#Roman

Die allerletzte Kaiserin

Irene Diwiak

// Rezension von Karin S. Wozonig

Fact oder fiction, historische Verschwörung oder augenzwinkerndes Geflunker? Wen kümmert das, wenn es um eine Kaiserurenkelin geht? Irene Diwiak hat einen unterhaltsamen Roman über eine alte Frau geschrieben, die mit den alternativen Fakten ihrer Biografie einer Wirtstochter kreatives Leben einhaucht.

Im Roman Die allerletzte Kaiserin von Irene Diwiak kommen zwei Ich-Erzählerinnen zu Wort: einerseits Johanna, angeblich die Enkelin von Kronprinz Rudolf, und andererseits die Wirtstochter Claudia, die sich im Dorfgasthaus ihres Vaters Johannas Lebensgeschichte anhört, mit dem Handy aufnimmt und nächtens abtippt, um daraus ein Buch zu machen.
Claudia ist der nicht sehr gebildete und etwas unbeholfene Sidekick zur Kaiserurenkelin, der in der Romankonstruktion die Gelegenheit zu ausführlichen Erläuterungen über das Ende der Habsburger Monarchie und die österreichische Zeitgeschichte bietet und das Recherchieren auf Wikipedia übernimmt, das bei anderen historisch grundierten Romanen der Leserin überlassen wird.
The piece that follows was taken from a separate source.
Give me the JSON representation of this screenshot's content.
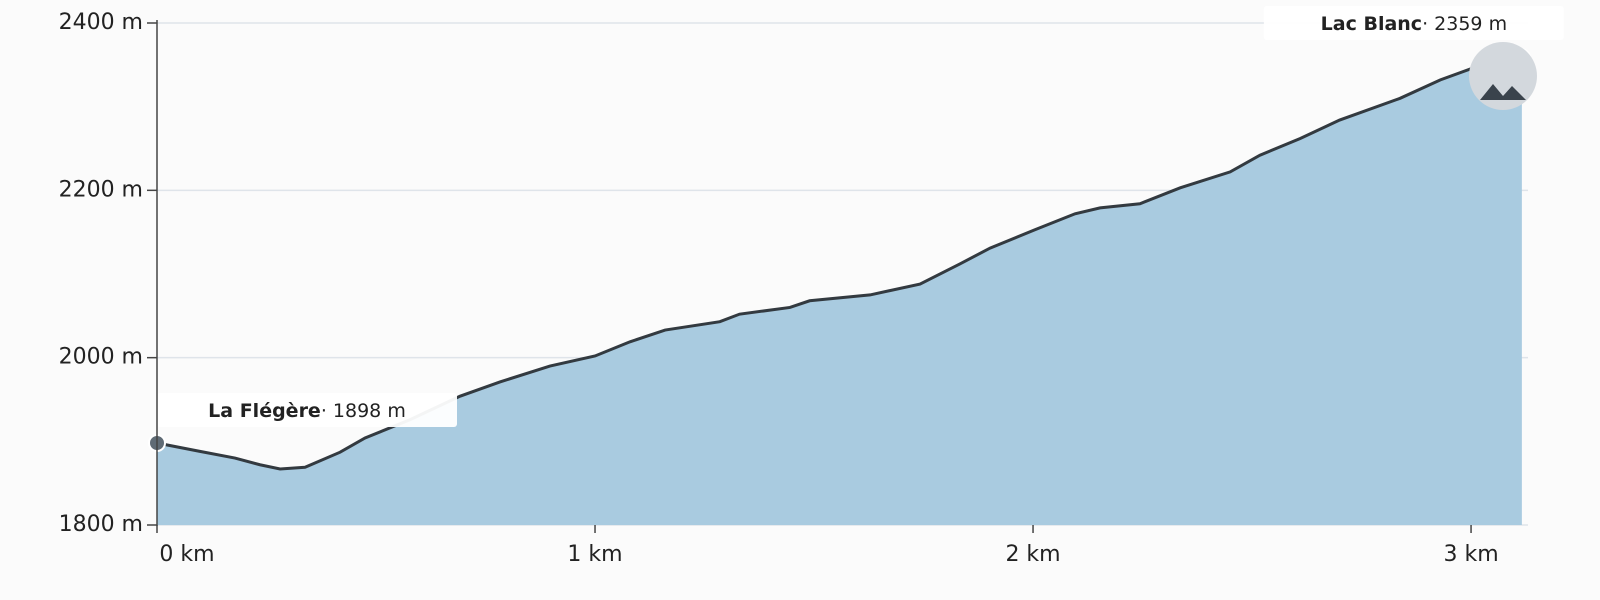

Die historischen Daten und Fakten werden von Diwiak geschickt mit der Lebensgeschichte ihrer illustren Protagonistin Johanna Fialla, zum Zeitpunkt der Erzählung beinahe hundert Jahre alt, zum bunten Teppich verwoben.

Zu ihrer Protagonistin wurde Diwiak, so erfahren wir im Nachwort, durch eine Ö1-Sendung über eine real existierende Person inspiriert. Diese gehörte zu jenen Menschen, die davon überzeugt sind, ‚eigentlich‘ adeliger Abstammung und nur durch einen unglücklichen Zufall in ihrem schlichten bürgerlichen Leben gelandet zu sein. Für sie gilt, was Frau Fialla ihrer Zuhörerin Claudia am Ende mit auf den Weg gibt: Kaiserin ist, wer selbst daran glaubt. Bis der Roman zu dieser Erkenntnis vordringt, erzählt Frau Fialla ihre Lebensgeschichte jedoch als Tatsachenbericht, der von Claudia mitunter angezweifelt und gegengecheckt wird, aber als solcher gedruckt werden soll. Claudias Freundin Dani arbeitet nämlich in einem Wiener Verlag für Biografien von Prominenten, die „Zwischenworte“, in denen Claudia den Rahmen der Gespräche mit Frau Fialla, ihre eigene Lage, ihre Telefonate mit Dani und ihren Besuch im Verlag beschreibt, unterbrechen den chronologischen Erzählstrang der Kaiserurenkelin. Dani erklärt Claudia, dass sich die Habsburger sehr gut verkaufen und das Buch vor Weihnachten erscheinen müsse, „weil die Menschen zwischen Weihnachten und Silvester immer so ein bisschen monarchistisch gestimmt wären, wegen der vielen Kostümschinken im Fernsehen“ (S. 133). Daraus wird nichts, denn die Kaiserurenkelin ist nicht echt. Aber in Claudia schlummert ein schriftstellerischer Trieb, gar ein Talent, und so wird aus der Lebensgeschichte der Frau Fialla eben ein Roman – der vorliegende – mit Zwischenbemerkungen der Autorin Claudia Hendl, die unangenehme Erinnerungen an Schulaufsätze, dafür aber einen Ratgeber mit dem Titel Kreatives Schreiben leichtgemacht und wie ihre Schöpferin Diwiak zudem ein Gespür für witzige Formulierungen hat.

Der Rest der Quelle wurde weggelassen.